Finite energy Dirac-Born-Infeld monopoles and string junctions
Jerome Gauntlett, Chris Koehl, David Mateos, Paul Townsend, Marija Zamaklar
TL;DR
This work shows that a single D3-brane in a supergravity D3-brane background supports finite-energy, non-singular abelian BIon monopoles and dyons that preserve ${\tfrac{1}{2}}$ or ${\tfrac{1}{4}}$ of ${\cal N}=4$ supersymmetry and saturate a Bogomol'nyi-type bound. The authors derive the D3-brane Hamiltonian in the warped background, establish a finite-energy bound, and construct explicit BIon solutions; in a two-centre background they obtain 1/4 SUSY string-junction dyons interpreted as three-string junctions.
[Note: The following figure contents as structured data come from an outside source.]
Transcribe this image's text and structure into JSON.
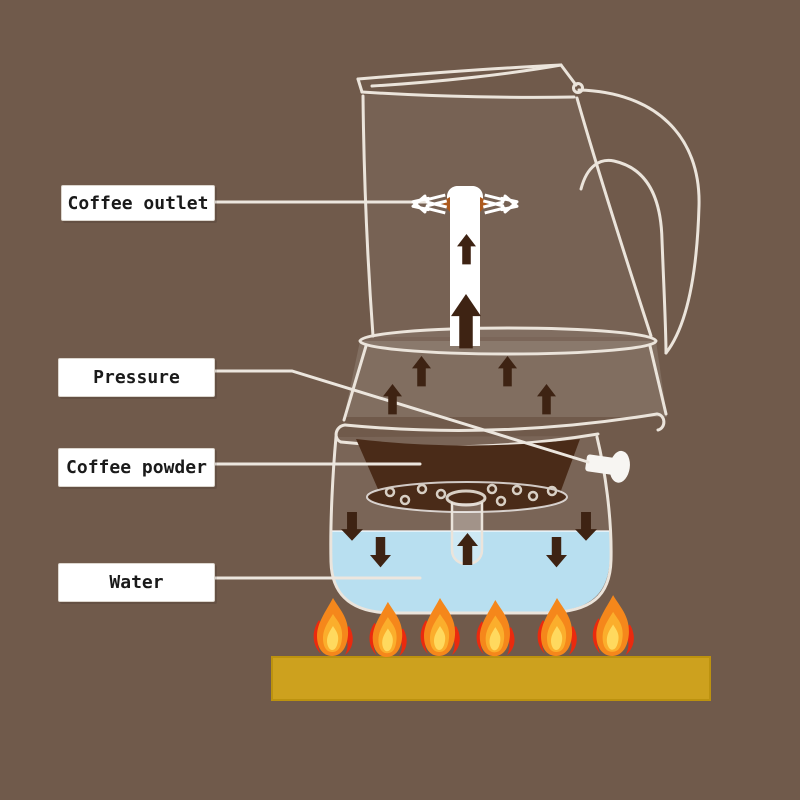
{
  "diagram": {
    "subject": "moka-pot-brewing-diagram",
    "labels": {
      "coffee_outlet": "Coffee outlet",
      "pressure": "Pressure",
      "coffee_powder": "Coffee powder",
      "water": "Water"
    },
    "icons": {
      "flame_icon_count": 6,
      "steam_up_arrow_count": 4,
      "heat_down_arrow_count": 4,
      "coffee_up_arrow_count": 3,
      "splash_arrow_count": 4
    },
    "colors": {
      "background": "#705A4B",
      "label_box": "#FFFFFF",
      "label_border": "#DCD6CE",
      "label_text": "#1A1A1A",
      "outline": "#EBE4DB",
      "leader_line": "#ECE6DE",
      "arrow_dark": "#3E2313",
      "coffee_powder": "#4A2B18",
      "coffee_stain": "#AD5A1E",
      "hole_light": "#D8CFC4",
      "water": "#B8DFF0",
      "tube_white": "#FFFFFF",
      "valve_white": "#F7F5F2",
      "flame_red": "#EA2A0E",
      "flame_orange": "#F5871B",
      "flame_yellow": "#FFD95E",
      "stove": "#CDA11E"
    }
  }
}
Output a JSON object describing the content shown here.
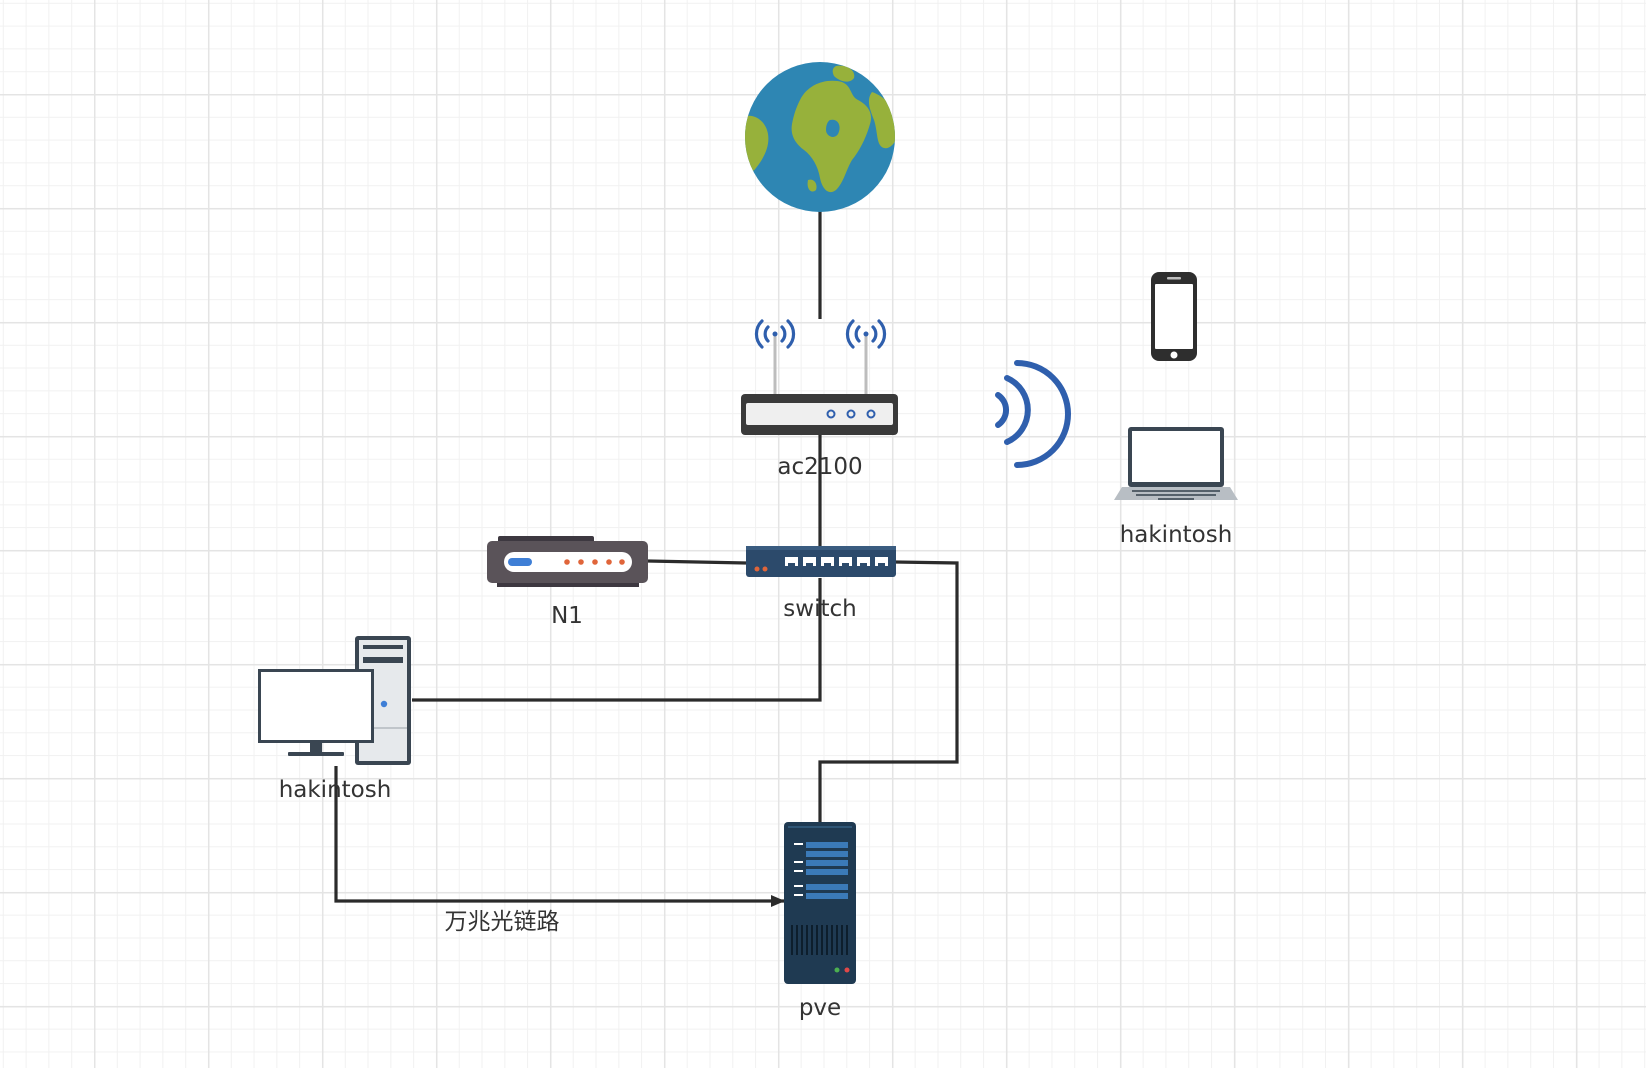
{
  "nodes": {
    "internet": {
      "label": "",
      "icon": "globe-icon"
    },
    "router": {
      "label": "ac2100",
      "icon": "wifi-router-icon"
    },
    "switch": {
      "label": "switch",
      "icon": "network-switch-icon"
    },
    "n1": {
      "label": "N1",
      "icon": "set-top-box-icon"
    },
    "desktop": {
      "label": "hakintosh",
      "icon": "desktop-computer-icon"
    },
    "laptop": {
      "label": "hakintosh",
      "icon": "laptop-icon"
    },
    "phone": {
      "label": "",
      "icon": "smartphone-icon"
    },
    "pve": {
      "label": "pve",
      "icon": "server-rack-icon"
    },
    "wifi_signal": {
      "label": "",
      "icon": "wifi-signal-icon"
    }
  },
  "edges": [
    {
      "from": "internet",
      "to": "router",
      "label": ""
    },
    {
      "from": "router",
      "to": "switch",
      "label": ""
    },
    {
      "from": "n1",
      "to": "switch",
      "label": ""
    },
    {
      "from": "switch",
      "to": "desktop",
      "label": ""
    },
    {
      "from": "switch",
      "to": "pve",
      "label": ""
    },
    {
      "from": "desktop",
      "to": "pve",
      "label": "万兆光链路",
      "arrow": true
    }
  ],
  "colors": {
    "line": "#2b2b2b",
    "label": "#333333",
    "signal_blue": "#2f5fad",
    "globe_ocean": "#2e86b3",
    "globe_land": "#97b13b"
  }
}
They extend these results to M-theory by showing the dual M5-brane picture yields finite-tension self-dual strings and intersecting self-dual strings, aligning with the D3-brane junctions under dualities. Overall, the paper provides a coherent abelian DBI realization of string junctions and their M-theory counterparts, connecting worldvolume solitons to brane backgrounds and SYM dualities. The findings illuminate how finite-energy, BPS-like solitons arise from brane in brane backgrounds and highlight the role of harmonic functions and background warping in regulating energies of otherwise singular configurations.
Abstract
It is shown that the worldvolume field theory of a single D3-brane in a supergravity D3-brane background admits finite energy, and non-singular, abelian monopoles and dyons preserving 1/2 or 1/4 of the ${\cal N}=4$ supersymmetry and saturating a Bogomol'nyi-type bound. The 1/4 supersymmetric solitons provide a worldvolume realisation of string-junction dyons. We also discuss the dual M-theory realisation of the 1/2 supersymmetric dyons as finite tension self-dual strings on the M5-brane, and of the 1/4 supersymmetric dyons as their intersections.